I wondered, can I really get up in front of a class -- a college class mind you -- and eloquently lecture on The Dark Knight?
You bet your sweet buns I can!
If you’re a longtime BOF’er, you know that I’m a longtime history teacher and football coach down here in TEXAS (Yes, I used all caps on purpose -- that’s how we do it in TEXAS). So standing in front of a bunch of folks and talking is old hat to me.
This time, instead of discussing Thomas Jefferson or how to properly execute an offensive play, I get to talk about The Caped Crusader!
Teaching a class about Batman? Wow! What I wouldn’t give to be a “Batman Professor.”
(If anyone out there wants to hire me to teach a Batman class, let’s talk!)
Anyway, I got to ask this particular Bat-Professor and ask him about this wonderful class…
JETT: How in the hell do you get to teach a Batman class?!
Casey Michel: The class is part of Rice's student-taught course program, which allows students to teach a one-hour, one-credit course to fellow students. You can't get grades -- you either pass or fail -- so it doesn't affect your GPA.
JETT: So give me an overview of what this class is all about.
CM: In terms of the structure of the course, I'll just lift what I wrote on the syllabus…
"We will look at the cultural brew that initially inspired Kane and Finger; the philosophies that forced Batman into the cowl; the necessity of the Joker; the theories of the rogues gallery; the viability of the Bat-family; Frank Miller’s 1980’s modernization; the translation into animation; the audacity of Tim Burton and clarity of Chris Nolan; and the notions of criminality, lawfulness, (super-)sanity, and duality. By the end of the course, you will see that Batman isn’t just a crazed brute tormenting his victims out of nihilistic hatred -- or that perhaps he is just that. It all depends, as you will see by the end of the course, on your interpretation."
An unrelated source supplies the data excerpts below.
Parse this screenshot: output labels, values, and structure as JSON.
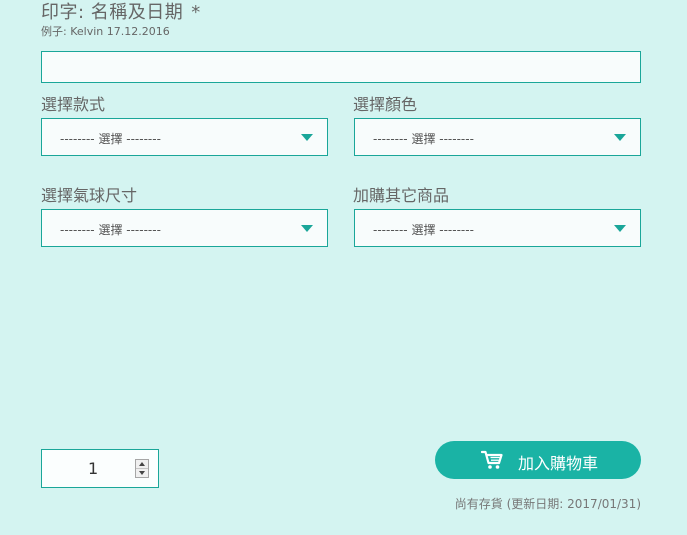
{
  "imprint": {
    "label": "印字: 名稱及日期",
    "required_mark": "*",
    "example": "例子: Kelvin 17.12.2016",
    "value": ""
  },
  "selects": {
    "style": {
      "label": "選擇款式",
      "value": "-------- 選擇 --------"
    },
    "color": {
      "label": "選擇顏色",
      "value": "-------- 選擇 --------"
    },
    "balloon_size": {
      "label": "選擇氣球尺寸",
      "value": "-------- 選擇 --------"
    },
    "addon": {
      "label": "加購其它商品",
      "value": "-------- 選擇 --------"
    }
  },
  "quantity": {
    "value": "1"
  },
  "cart_button": {
    "label": "加入購物車",
    "icon": "shopping-cart-icon"
  },
  "stock_status": "尚有存貨 (更新日期: 2017/01/31)",
  "colors": {
    "background": "#d4f4f1",
    "accent": "#1aa699",
    "button": "#1ab3a5"
  }
}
Basically, the course is about how and why Batman is so freely interpreted -- as you've said, everyone has their "own" Batman. I'm trying to help the kids find theirs, to get them in tune with the different options, and the societal critiques Batman's creators have put forth through their work. And, I mean, we get to talk about Batman for an hour every week -- what more could you ask for?
JETT: Indeed, my friend, indeed. Since the class has been meeting for while, let me ask you a few questions. First and foremost, were most of the class “Batman fans?”
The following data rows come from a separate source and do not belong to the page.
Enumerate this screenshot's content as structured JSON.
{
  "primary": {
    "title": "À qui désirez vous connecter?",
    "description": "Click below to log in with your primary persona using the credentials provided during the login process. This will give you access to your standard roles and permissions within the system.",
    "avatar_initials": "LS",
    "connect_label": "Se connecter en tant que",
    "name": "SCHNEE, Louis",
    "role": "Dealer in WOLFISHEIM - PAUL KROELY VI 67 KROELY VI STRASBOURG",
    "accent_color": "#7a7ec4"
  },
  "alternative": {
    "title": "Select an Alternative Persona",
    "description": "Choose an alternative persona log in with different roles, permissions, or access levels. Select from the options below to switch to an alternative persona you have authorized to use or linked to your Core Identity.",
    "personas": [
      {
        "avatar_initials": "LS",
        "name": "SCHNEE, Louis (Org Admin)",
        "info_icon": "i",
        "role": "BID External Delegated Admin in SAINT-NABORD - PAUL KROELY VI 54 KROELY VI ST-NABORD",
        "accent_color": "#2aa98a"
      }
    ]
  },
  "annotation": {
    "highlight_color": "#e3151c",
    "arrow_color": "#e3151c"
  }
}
CM: Most of them were, but not all. Everyone is now!
JETT: The favorite Batman story?
CM: In no particular order, BATMAN: YEAR ONE. Followed by THE LONG HALLOWEEN, DARK VICTORY, and HUSH. Most despised THE KILLING JOKE.
JETT: I *think* I already know the answer to this one. Fave Bat-Film?
CM: THE DARK KNIGHT…predictable, but true!
So I get up in front of these young men and women and give ‘em a quick history of BOF. You know, how I got BATMAN BEGINS made and all of that. *wink*
I then asked the class for questions, and they did indeed have ‘em!
While some delved into the comics and the various animated Bat-series (I did HIGHLY recommend BATMAN: THE BRAVE AND THE BOLD), most wanted to know about BATMAN 3. Since I was in a good mood, I blabbed everything!
I could teach Batman...FOREVER!
I kid, as I know nothing (*wink*) about B3. But I did give ’em my takes on where I thought the story might go (due to the events of THE DARK KNIGHT), who the villian(s) might be, and where I think the Batman film franchise is headed in the future.
All in all, I had a GREAT time and hope that the students did as well. And if what I had to say helped make just one of these kids a lifelong Batman fan, then I consider it a job well done.
Hopefully, there's a little "trickle-down" effect as well, you know what I'm sayin'?
(Again, if anyone out there reading this is hiring one of these "Batman Professors," LET'S TALK!)